Ingram died at his home on 1 May 1907. His funeral was at TCD college chapel and his grave is at Mount Jerome. The Times in its obituary stated that ‘those who worked with Ingram in Trinity College were persuaded that he was the best educated man in Europe’, while the Irish Times stated that ‘in Dr Ingram, Ireland loses her ripest scholar and one of her most loveable and interesting personalities’ (obituary columns, 2 May 1907). He was an outstanding scholar at TCD in an era ‘in which the reputation of the college was higher than ever before or since’ (McDowell & Webb, 284). Among his last public statements on policy issues was a defence of the autonomy of TCD in January 1907.
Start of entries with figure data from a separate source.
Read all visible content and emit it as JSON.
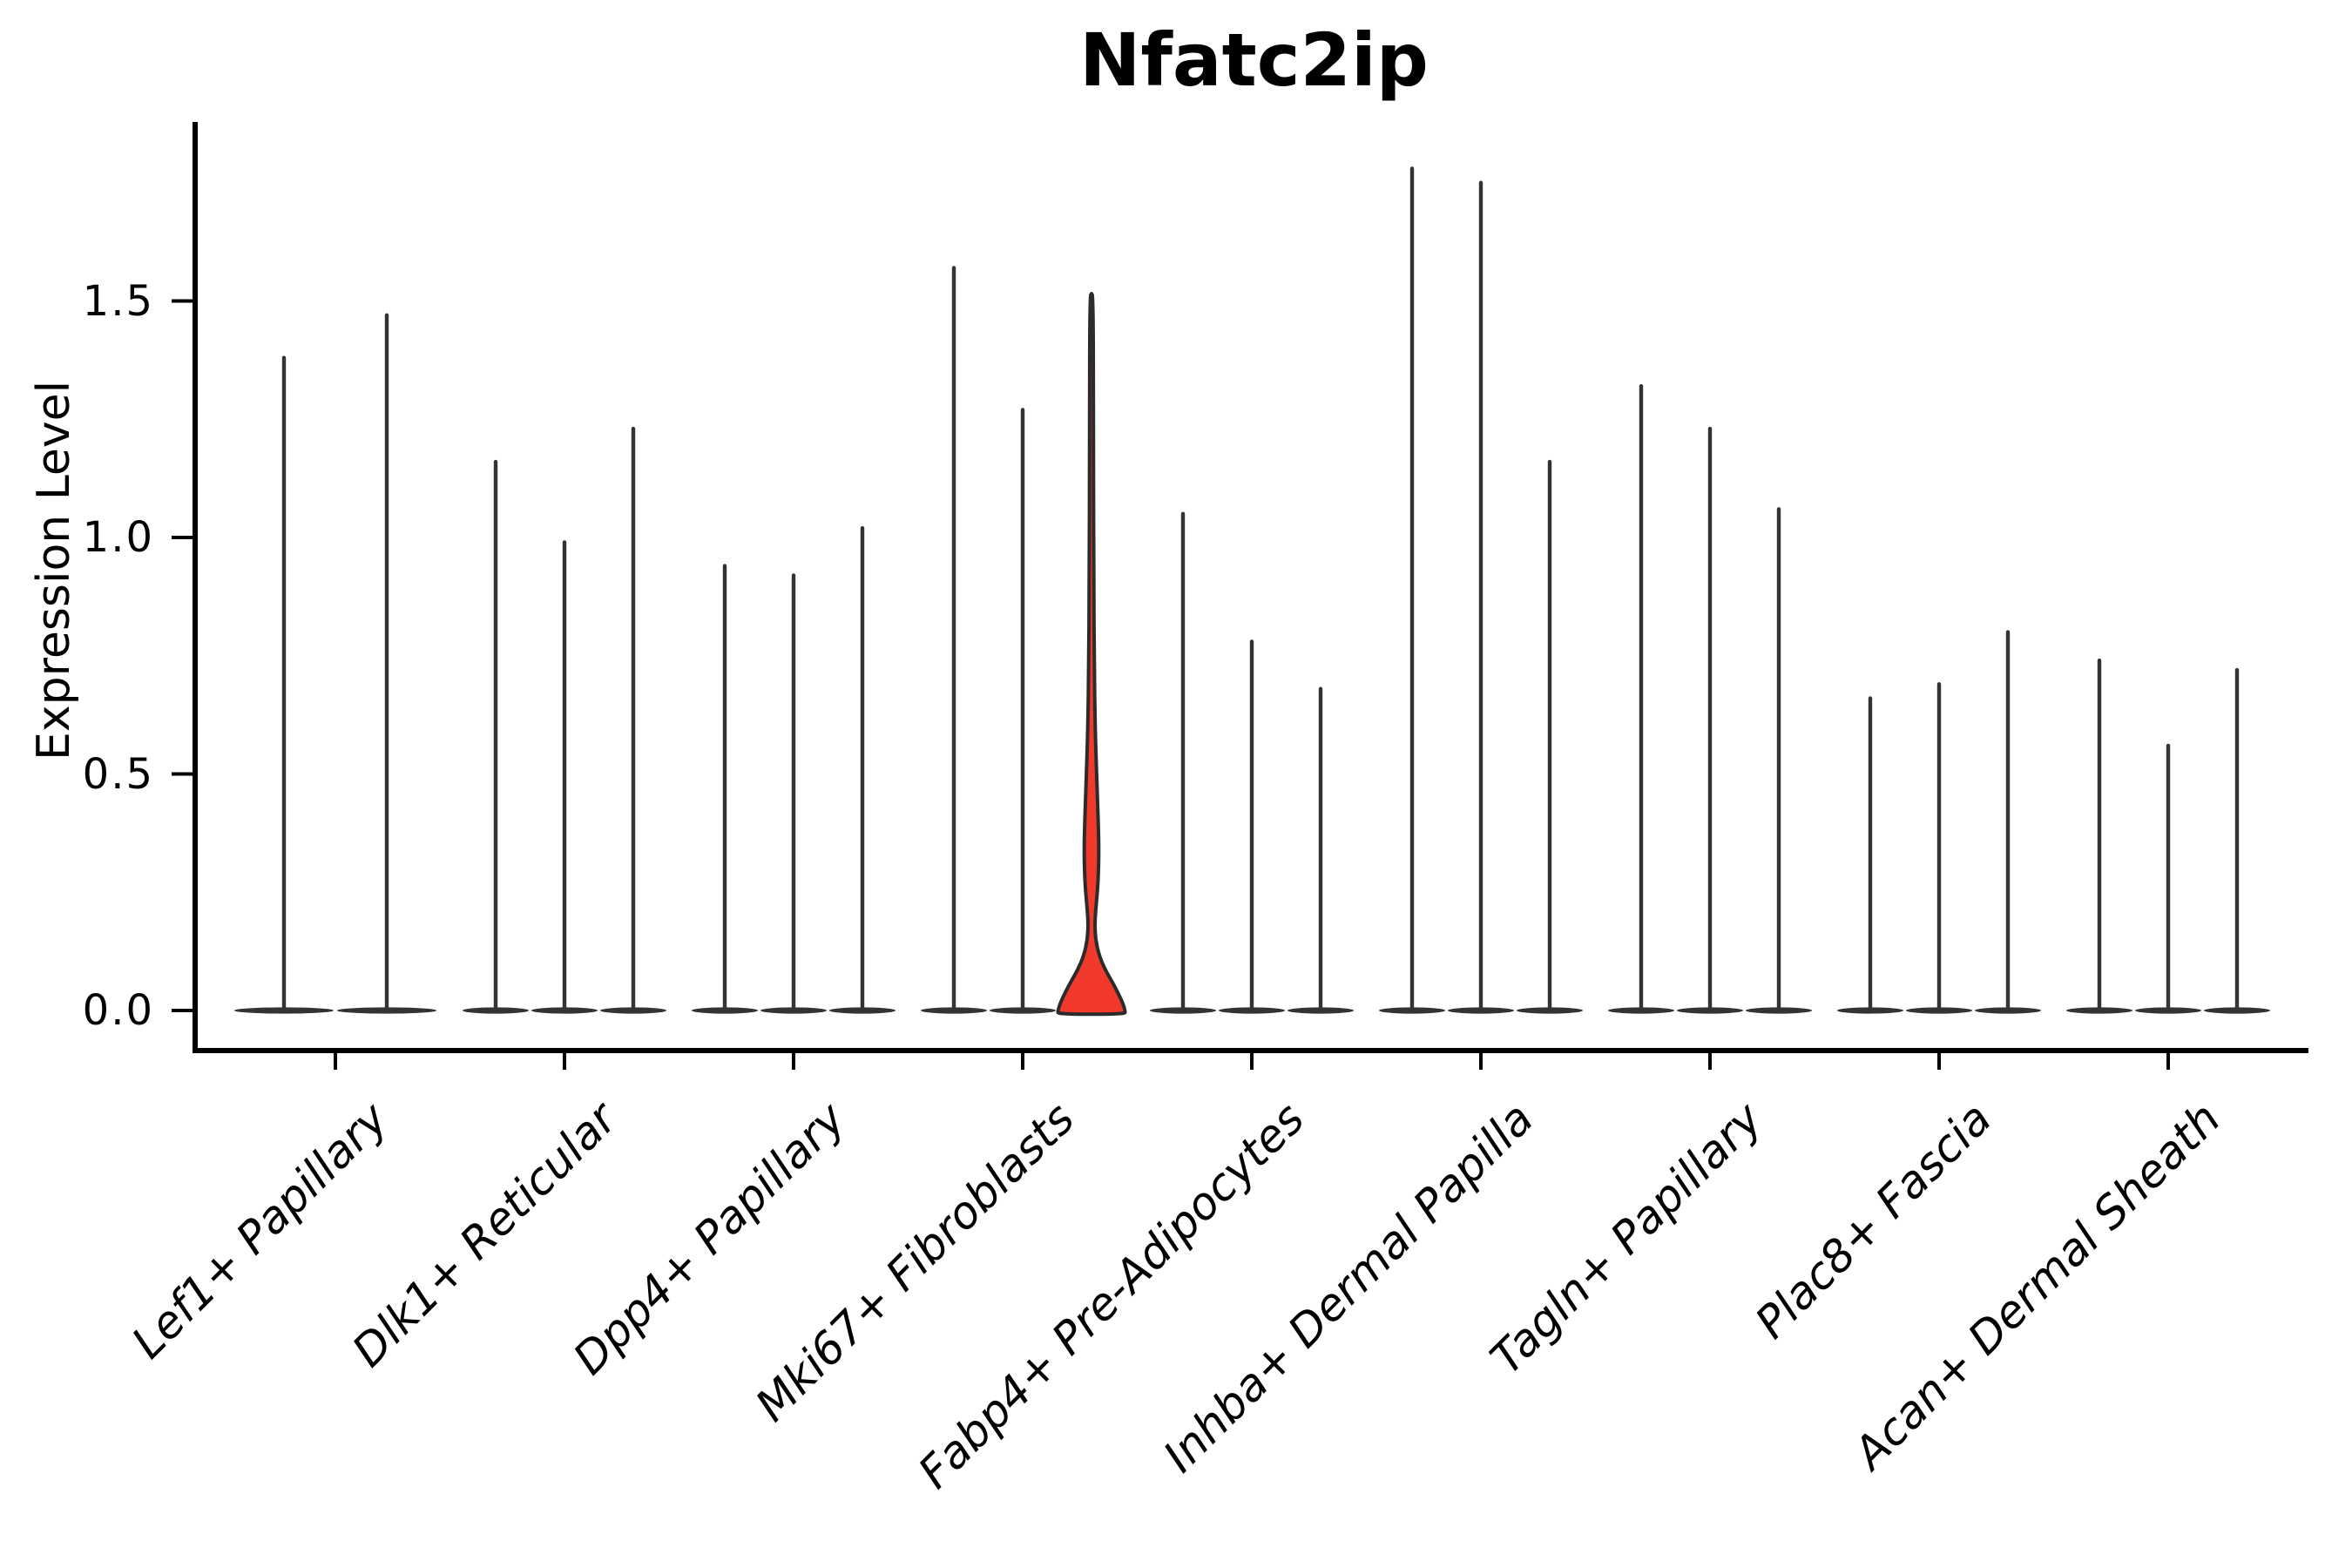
{
  "chart_data": {
    "type": "violin",
    "title": "Nfatc2ip",
    "ylabel": "Expression Level",
    "xlabel": "",
    "ytick_labels": [
      "0.0",
      "0.5",
      "1.0",
      "1.5"
    ],
    "ytick_values": [
      0,
      0.5,
      1.0,
      1.5
    ],
    "ylim": [
      -0.02,
      1.88
    ],
    "grid": false,
    "legend": "none",
    "colors": {
      "violin_outline": "#333333",
      "highlight_fill": "#f23a2c",
      "highlight_stroke": "#2b2b2b",
      "axis_color": "#000000",
      "text_color": "#000000"
    },
    "categories": [
      "Lef1+ Papillary",
      "Dlk1+ Reticular",
      "Dpp4+ Papillary",
      "Mki67+ Fibroblasts",
      "Fabp4+ Pre-Adipocytes",
      "Inhba+ Dermal Papilla",
      "Tagln+ Papillary",
      "Plac8+ Fascia",
      "Acan+ Dermal Sheath"
    ],
    "groups": [
      {
        "category": "Lef1+ Papillary",
        "violins": [
          {
            "max": 1.38
          },
          {
            "max": 1.47
          }
        ]
      },
      {
        "category": "Dlk1+ Reticular",
        "violins": [
          {
            "max": 1.16
          },
          {
            "max": 0.99
          },
          {
            "max": 1.23
          }
        ]
      },
      {
        "category": "Dpp4+ Papillary",
        "violins": [
          {
            "max": 0.94
          },
          {
            "max": 0.92
          },
          {
            "max": 1.02
          }
        ]
      },
      {
        "category": "Mki67+ Fibroblasts",
        "violins": [
          {
            "max": 1.57
          },
          {
            "max": 1.27
          },
          {
            "max": 1.51,
            "highlighted": true
          }
        ]
      },
      {
        "category": "Fabp4+ Pre-Adipocytes",
        "violins": [
          {
            "max": 1.05
          },
          {
            "max": 0.78
          },
          {
            "max": 0.68
          }
        ]
      },
      {
        "category": "Inhba+ Dermal Papilla",
        "violins": [
          {
            "max": 1.78
          },
          {
            "max": 1.75
          },
          {
            "max": 1.16
          }
        ]
      },
      {
        "category": "Tagln+ Papillary",
        "violins": [
          {
            "max": 1.32
          },
          {
            "max": 1.23
          },
          {
            "max": 1.06
          }
        ]
      },
      {
        "category": "Plac8+ Fascia",
        "violins": [
          {
            "max": 0.66
          },
          {
            "max": 0.69
          },
          {
            "max": 0.8
          }
        ]
      },
      {
        "category": "Acan+ Dermal Sheath",
        "violins": [
          {
            "max": 0.74
          },
          {
            "max": 0.56
          },
          {
            "max": 0.72
          }
        ]
      }
    ],
    "highlight_profile_value_halfwidth": [
      [
        1.51,
        0.05
      ],
      [
        1.2,
        0.055
      ],
      [
        0.9,
        0.065
      ],
      [
        0.72,
        0.08
      ],
      [
        0.6,
        0.105
      ],
      [
        0.5,
        0.145
      ],
      [
        0.42,
        0.185
      ],
      [
        0.34,
        0.215
      ],
      [
        0.27,
        0.19
      ],
      [
        0.22,
        0.13
      ],
      [
        0.185,
        0.095
      ],
      [
        0.15,
        0.115
      ],
      [
        0.115,
        0.225
      ],
      [
        0.085,
        0.4
      ],
      [
        0.06,
        0.6
      ],
      [
        0.035,
        0.775
      ],
      [
        0.015,
        0.9
      ],
      [
        0.0,
        0.9625
      ],
      [
        -0.008,
        0.9625
      ]
    ]
  }
}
Ingram married (1862) Madeline, daughter of James Johnston Clark, DL, of Largantogher, Maghera, Co. Londonderry. They had four sons: Francis Ernest (d. 1866), Thomas Dunbar (scholar of TCD 1890; d. 1892), William Alexander (m. (1895) Maud Alice Heygate and lived at Ballykelly, Co. Londonderry), and John Kells, who lived in South Africa. They had two daughters, Florence Beatrice (d. 1918) and Madeline Townley Balfour (d. 1955), whose former farm and residence at Townley Hall, Co. Louth housed the TCD school of agriculture as John Kells Ingram Farm from 1959 to 1968.
John Kells Ingram lived at the rectory, Templecarne (1823–9), 35 Hill St., Newry (1829–37), and, in Dublin, at TCD (1837–62), 2 Wellington Road (1862–84), and 38 Upper Mount St. (1884–1907). Portraits by Sarah Purser (qv) are in the Common Room, TCD, and the RIA. Ingram's papers are at the PRONI. An Leabharlann (1909) carried a bibliography of his writings, prepared by T. W. Lyster (qv), librarian of the NLI.